Nei mercati odierni in rapido cambiamento, l’utilità delle nostre analisi può fare la differenza.
AUTORE
Jamie Coleman
Senior Strategist, Strategy and Insights Group
Settimana al 20 marzo 2026
A mezzogiorno di venerdì, i mercati azionari globali risultano al ribasso nella settimana poiché lo shock nel settore energetico provocato dalla guerra in Medio Oriente continua a gravare sui mercati. Il rendimento dei titoli del Tesoro decennali è salito di 8 punti base dalla settimana scorsa al 4,32%, il livello massimo da agosto. Il prezzo del greggio WTI è salito di 3,50 dollari a 97 dollari al barile, ma a inizio settimana scambiava intorno ai 101,50 dollari al barile. La volatilità, misurata dai future nell’indice CBOE Volatility (VIX), è pressoché invariata a 23,8.
LA CRISI IN IRAN
Escalation delle ostilità dopo l’attacco alle infrastrutture
Gli attacchi iraniani alle infrastrutture dell’energia nella regione si sono intensificati questa settimana dopo che Israele ha attaccato un impianto di gas naturale in Iran nel tentativo di minare la leadership del Paese attraverso un peggioramento delle condizioni di vita. L’Iran ha risposto attaccando gli impianti in Medio Oriente, tra cui la centrale di gas naturale liquefatto di Ras Laffran in Qatar, la più grande al mondo, che rappresenta circa il 17% delle esportazioni di GNL del Qatar. Secondo le stime dei funzionari del Qatar potrebbero volerci tra tre e cinque anni per riparare i danni. Il Presidente degli Stati Uniti Donald Trump ha invitato a sospendere gli attacchi alle infrastrutture dell’energia e ha minacciato di distruggere il giacimento di gas iraniano di South Pars se gli attacchi iraniani non finiranno.

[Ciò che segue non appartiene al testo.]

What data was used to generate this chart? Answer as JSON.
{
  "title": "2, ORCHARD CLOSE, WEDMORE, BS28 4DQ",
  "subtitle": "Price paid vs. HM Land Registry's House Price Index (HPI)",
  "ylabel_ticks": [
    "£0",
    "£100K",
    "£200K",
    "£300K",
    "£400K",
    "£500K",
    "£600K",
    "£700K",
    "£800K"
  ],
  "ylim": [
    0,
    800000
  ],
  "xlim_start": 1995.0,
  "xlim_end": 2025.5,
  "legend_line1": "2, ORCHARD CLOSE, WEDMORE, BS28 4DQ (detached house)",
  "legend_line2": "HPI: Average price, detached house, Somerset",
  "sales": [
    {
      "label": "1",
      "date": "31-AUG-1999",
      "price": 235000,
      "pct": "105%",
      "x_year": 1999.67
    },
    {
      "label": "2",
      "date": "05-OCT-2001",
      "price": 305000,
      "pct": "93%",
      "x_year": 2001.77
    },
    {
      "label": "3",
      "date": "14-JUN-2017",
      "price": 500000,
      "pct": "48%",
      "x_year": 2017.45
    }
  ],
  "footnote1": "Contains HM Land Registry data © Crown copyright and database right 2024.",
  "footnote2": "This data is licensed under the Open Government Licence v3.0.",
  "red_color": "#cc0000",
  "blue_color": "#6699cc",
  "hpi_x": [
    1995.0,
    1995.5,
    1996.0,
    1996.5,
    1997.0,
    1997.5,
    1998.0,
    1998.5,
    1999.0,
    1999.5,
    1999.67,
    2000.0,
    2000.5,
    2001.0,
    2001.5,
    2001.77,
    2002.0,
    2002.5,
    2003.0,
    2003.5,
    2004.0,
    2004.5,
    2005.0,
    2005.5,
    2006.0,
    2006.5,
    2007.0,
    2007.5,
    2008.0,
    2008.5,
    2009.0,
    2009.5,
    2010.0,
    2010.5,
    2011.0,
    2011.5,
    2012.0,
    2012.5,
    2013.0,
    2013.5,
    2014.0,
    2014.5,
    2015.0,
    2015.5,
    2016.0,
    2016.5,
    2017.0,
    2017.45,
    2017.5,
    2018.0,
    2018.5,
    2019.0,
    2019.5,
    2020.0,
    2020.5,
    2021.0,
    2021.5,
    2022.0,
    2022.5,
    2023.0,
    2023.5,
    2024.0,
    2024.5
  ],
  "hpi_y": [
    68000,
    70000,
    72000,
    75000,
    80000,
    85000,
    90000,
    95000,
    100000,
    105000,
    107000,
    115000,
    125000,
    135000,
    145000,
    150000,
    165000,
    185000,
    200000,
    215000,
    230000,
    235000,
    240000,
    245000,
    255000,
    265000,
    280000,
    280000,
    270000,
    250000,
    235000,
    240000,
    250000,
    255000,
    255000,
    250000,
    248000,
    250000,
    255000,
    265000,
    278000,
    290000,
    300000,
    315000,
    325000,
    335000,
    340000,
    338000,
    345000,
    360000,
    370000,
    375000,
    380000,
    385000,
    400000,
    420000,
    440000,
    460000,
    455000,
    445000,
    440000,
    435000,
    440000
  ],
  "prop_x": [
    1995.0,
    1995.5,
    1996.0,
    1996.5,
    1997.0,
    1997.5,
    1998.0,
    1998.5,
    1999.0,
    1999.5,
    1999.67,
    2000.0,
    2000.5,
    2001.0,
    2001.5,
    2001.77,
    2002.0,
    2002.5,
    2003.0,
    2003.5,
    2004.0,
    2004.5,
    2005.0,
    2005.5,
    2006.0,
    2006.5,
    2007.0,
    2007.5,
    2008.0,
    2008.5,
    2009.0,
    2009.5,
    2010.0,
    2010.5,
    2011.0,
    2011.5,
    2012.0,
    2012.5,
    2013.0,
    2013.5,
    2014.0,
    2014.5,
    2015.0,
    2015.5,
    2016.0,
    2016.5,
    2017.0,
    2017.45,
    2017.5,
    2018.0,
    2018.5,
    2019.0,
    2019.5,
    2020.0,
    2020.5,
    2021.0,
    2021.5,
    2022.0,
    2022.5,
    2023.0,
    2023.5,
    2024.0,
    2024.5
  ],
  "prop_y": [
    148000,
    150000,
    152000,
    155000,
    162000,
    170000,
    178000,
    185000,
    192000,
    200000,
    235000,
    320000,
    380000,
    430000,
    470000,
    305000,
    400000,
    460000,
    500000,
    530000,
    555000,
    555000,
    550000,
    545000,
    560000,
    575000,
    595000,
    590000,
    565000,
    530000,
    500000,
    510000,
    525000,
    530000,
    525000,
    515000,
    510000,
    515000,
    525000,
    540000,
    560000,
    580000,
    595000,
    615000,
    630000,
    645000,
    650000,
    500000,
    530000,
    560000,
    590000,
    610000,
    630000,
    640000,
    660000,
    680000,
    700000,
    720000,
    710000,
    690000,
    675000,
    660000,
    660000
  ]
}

Una spedizione di marine americani si sta dirigendo in Medio Oriente, e si sono diffuse le voci che gli Stati Uniti intendano riaprire lo Stretto di Hormuz con la forza. Mentre la flotta aerea statunitense sta cercando di affondare la flotta iraniana e distruggere i lanciamissili vicino allo Stretto, il Presidente Trump non ha confermato l’intenzione di inviare truppe di terra in Iran. Giovedì sera il Primo Ministro israeliano Benjamin Netanyahu ha dichiarato che la guerra finirà “molto più rapidamente di quanto si pensi”, e che Israele aiuterà gli Stati Uniti nella riapertura dello Stretto di Hormuz. Il prezzo del petrolio resta volatile, anche se è sceso dal picco di circa 119 dollari (Brent). Il prezzo dell’oro e dell’argento questa settimana è sceso dopo che le previsioni sono passate da un taglio a un rialzo dei tassi d’interesse.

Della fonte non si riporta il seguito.